WIth Representative Devin, I am cosponsoring a resolve to study the ocean acidification and Its effects on commercial shellfish.

With Representative McClellan, I am cosponsoring a bill to mitigate against invasive milfoil in Maine lakes and, with Senator Saviello, I am cosponsoring a bill that accelerates the product stewardship program for safe disposal of paint.

Healthcare and medical services

My bill to allow more seamless and efficient continuity of medical home care at facilities like Birch Bay Village operated by hospitals has been carried over by the Health and Human Services Committee in order to ensure adequate quality and oversight of these services.

In addition, I will be supporting Speaker Eves’ continuing effort to expand medical coverage under the MaineCare program to adults who qualify under federal law with incomes up to 133% of the income poverty line and qualify Maine to receive federal funding for 100% of the cost of coverage.

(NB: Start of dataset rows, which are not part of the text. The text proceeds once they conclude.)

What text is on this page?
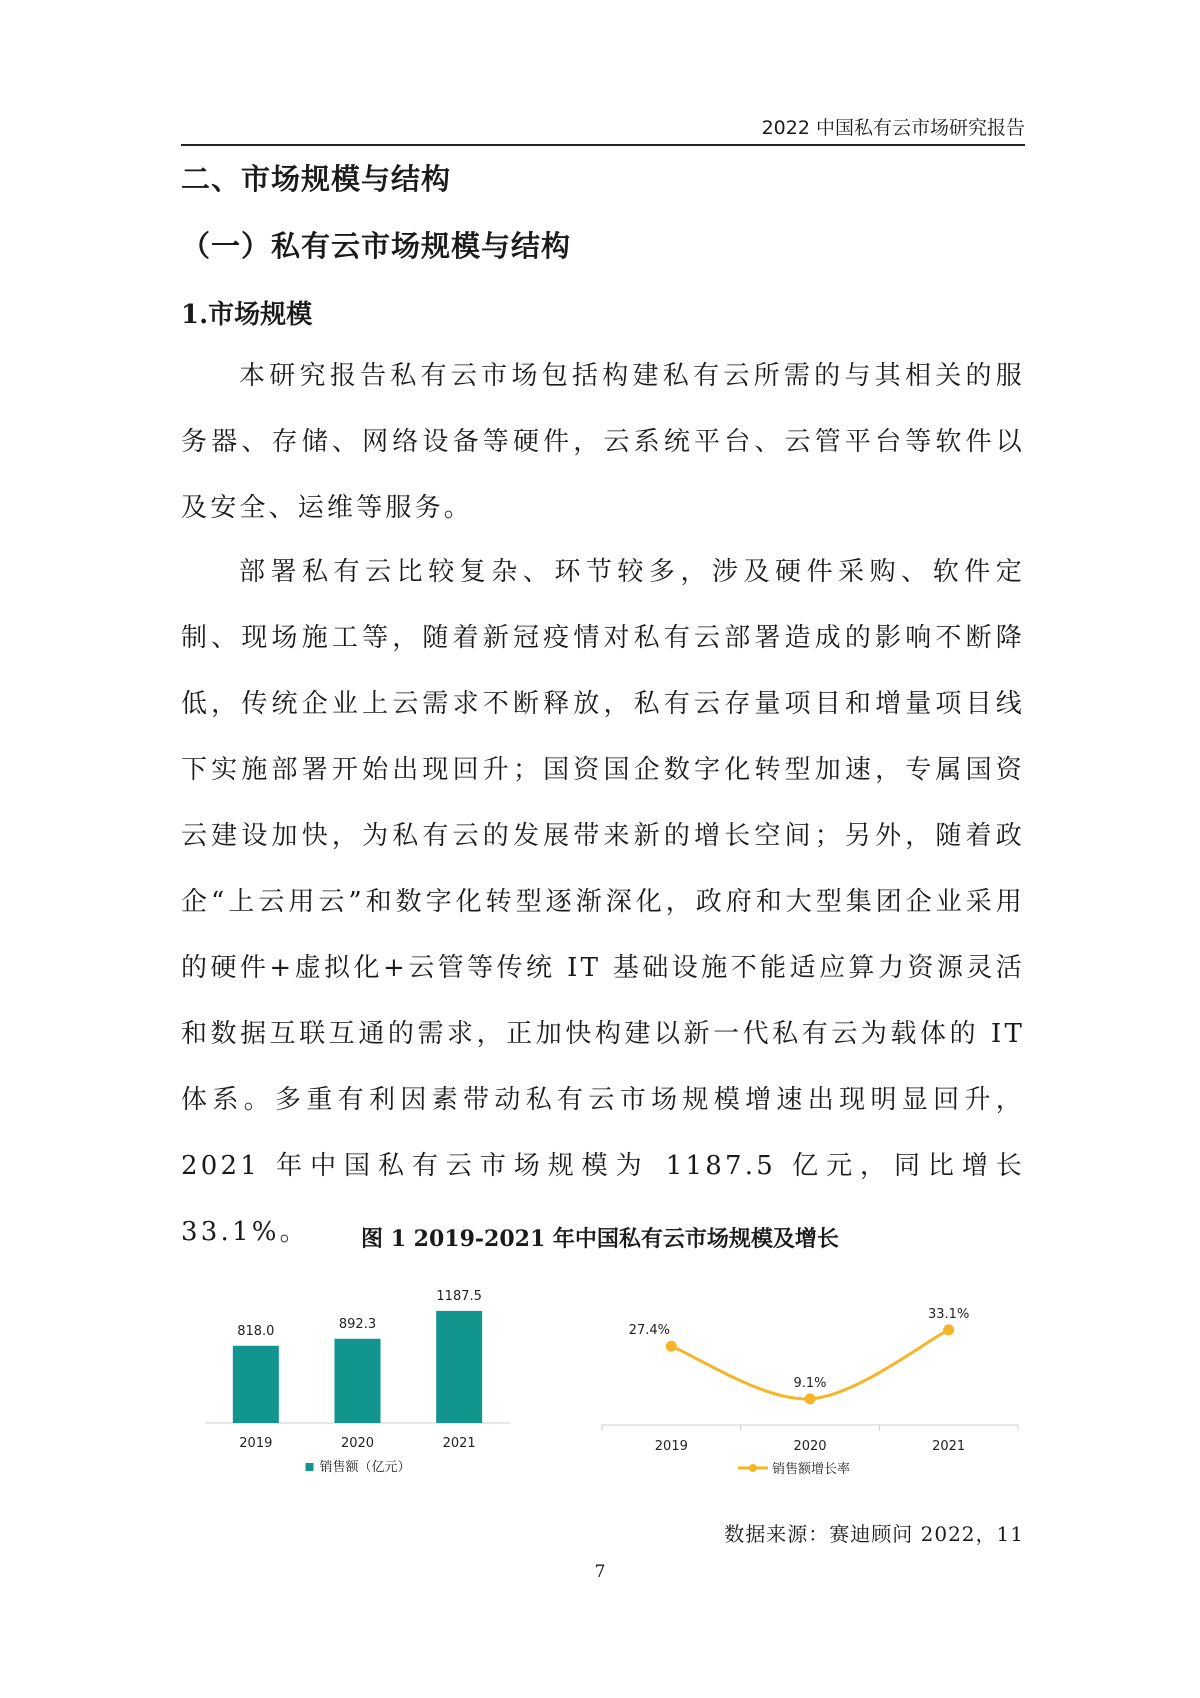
2022 中国私有云市场研究报告
二、市场规模与结构
（一）私有云市场规模与结构
1.市场规模

本研究报告私有云市场包括构建私有云所需的与其相关的服务器、存储、网络设备等硬件，云系统平台、云管平台等软件以及安全、运维等服务。

部署私有云比较复杂、环节较多，涉及硬件采购、软件定制、现场施工等，随着新冠疫情对私有云部署造成的影响不断降低，传统企业上云需求不断释放，私有云存量项目和增量项目线下实施部署开始出现回升；国资国企数字化转型加速，专属国资云建设加快，为私有云的发展带来新的增长空间；另外，随着政企“上云用云”和数字化转型逐渐深化，政府和大型集团企业采用的硬件+虚拟化+云管等传统 IT 基础设施不能适应算力资源灵活和数据互联互通的需求，正加快构建以新一代私有云为载体的 IT 体系。多重有利因素带动私有云市场规模增速出现明显回升，2021 年中国私有云市场规模为 1187.5 亿元，同比增长 33.1%。	图 1 2019-2021 年中国私有云市场规模及增长

818.0
2019
892.3
2020
1187.5
2021
销售额（亿元）
27.4%
2019
9.1%
2020
33.1%
2021
销售额增长率

数据来源：赛迪顾问 2022，11

7
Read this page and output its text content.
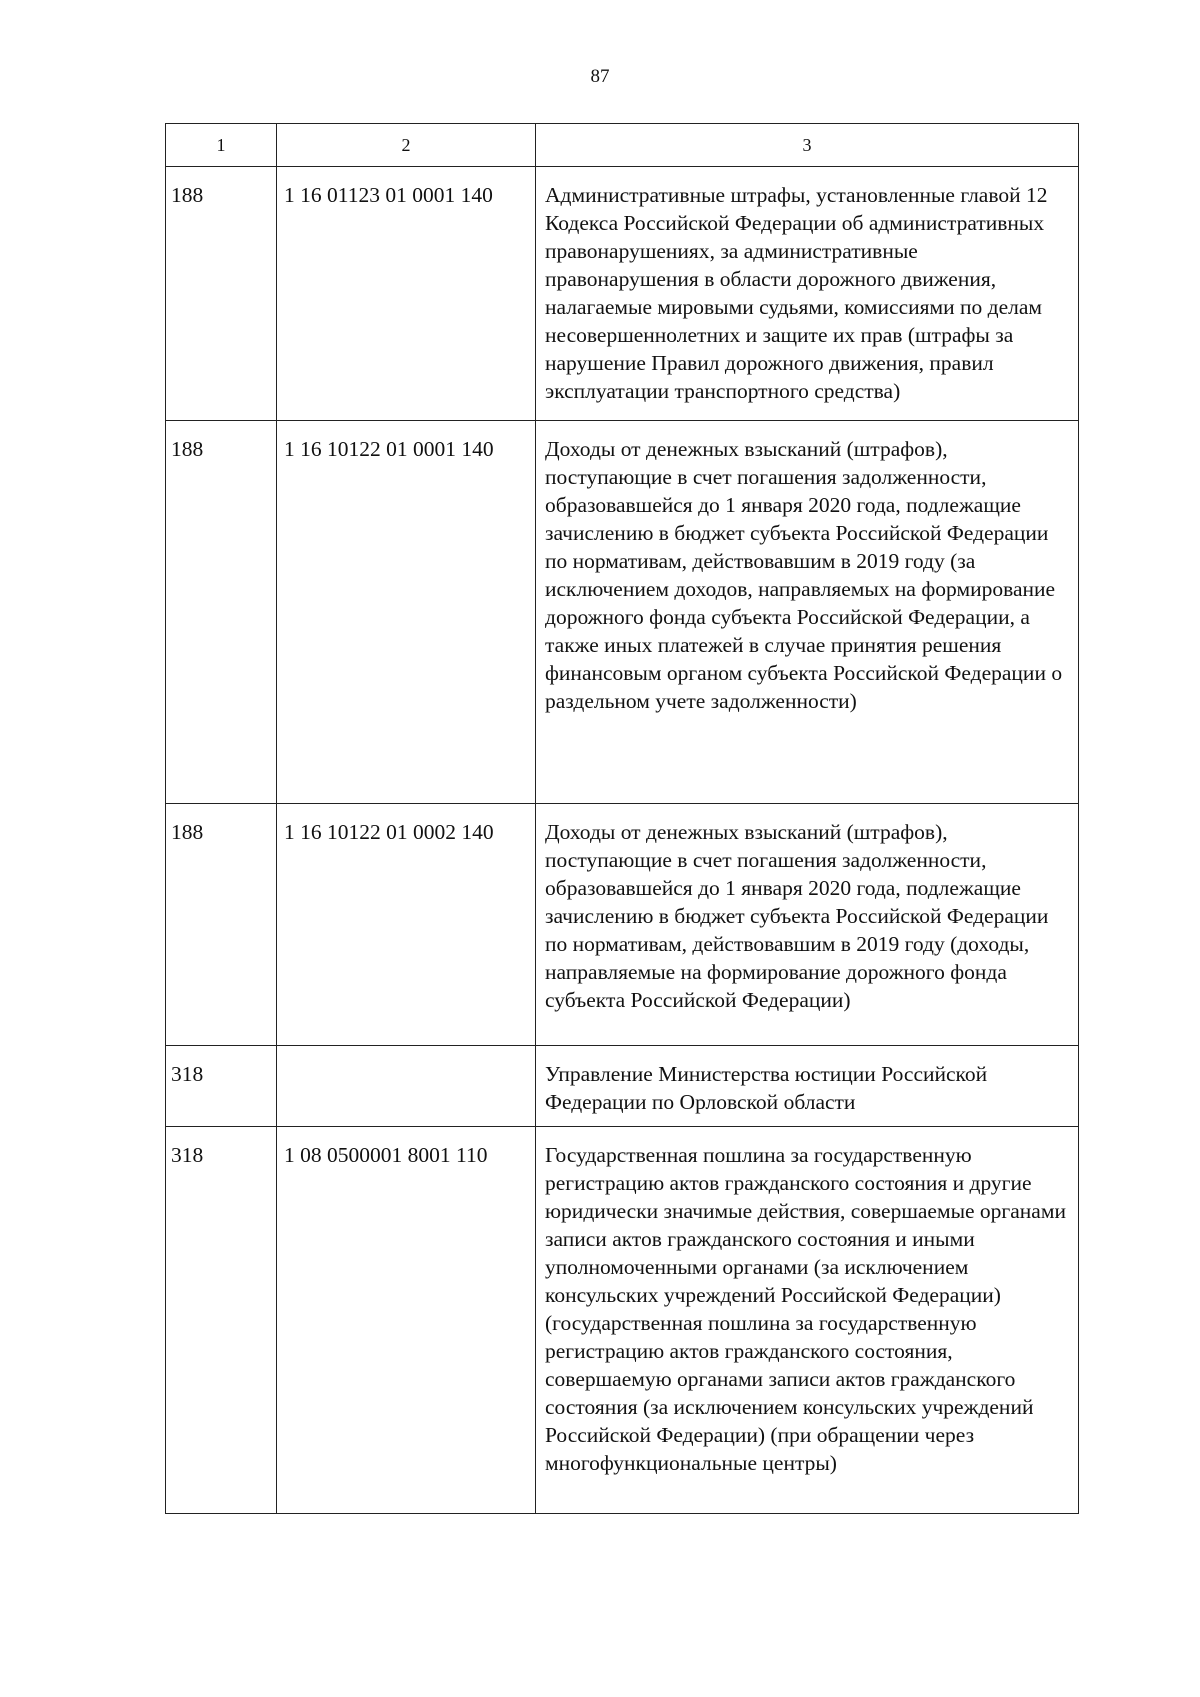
87
1	2	3
188	1 16 01123 01 0001 140	Административные штрафы, установленные главой 12 Кодекса Российской Федерации об административных правонарушениях, за административные правонарушения в области дорожного движения, налагаемые мировыми судьями, комиссиями по делам несовершеннолетних и защите их прав (штрафы за нарушение Правил дорожного движения, правил эксплуатации транспортного средства)
188	1 16 10122 01 0001 140	Доходы от денежных взысканий (штрафов), поступающие в счет погашения задолженности, образовавшейся до 1 января 2020 года, подлежащие зачислению в бюджет субъекта Российской Федерации по нормативам, действовавшим в 2019 году (за исключением доходов, направляемых на формирование дорожного фонда субъекта Российской Федерации, а также иных платежей в случае принятия решения финансовым органом субъекта Российской Федерации о раздельном учете задолженности)
188	1 16 10122 01 0002 140	Доходы от денежных взысканий (штрафов), поступающие в счет погашения задолженности, образовавшейся до 1 января 2020 года, подлежащие зачислению в бюджет субъекта Российской Федерации по нормативам, действовавшим в 2019 году (доходы, направляемые на формирование дорожного фонда субъекта Российской Федерации)
318		Управление Министерства юстиции Российской Федерации по Орловской области
318	1 08 0500001 8001 110	Государственная пошлина за государственную регистрацию актов гражданского состояния и другие юридически значимые действия, совершаемые органами записи актов гражданского состояния и иными уполномоченными органами (за исключением консульских учреждений Российской Федерации) (государственная пошлина за государственную регистрацию актов гражданского состояния, совершаемую органами записи актов гражданского состояния (за исключением консульских учреждений Российской Федерации) (при обращении через многофункциональные центры)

Biotechnology and marine research and development

With Speaker Eves, I am cosponsoring a bond to develop infrastructure to support Maine’s marine and biotechnology sectors and, with Senator Jackson, I am cosponsoring a bond proposal to develop Maine’s lobster processing capacity.

I am grateful to all of you for your continued trust in me as your representative.  As always, I remain eager to hear your thoughts and concerns regarding these policy issues and others facing our state.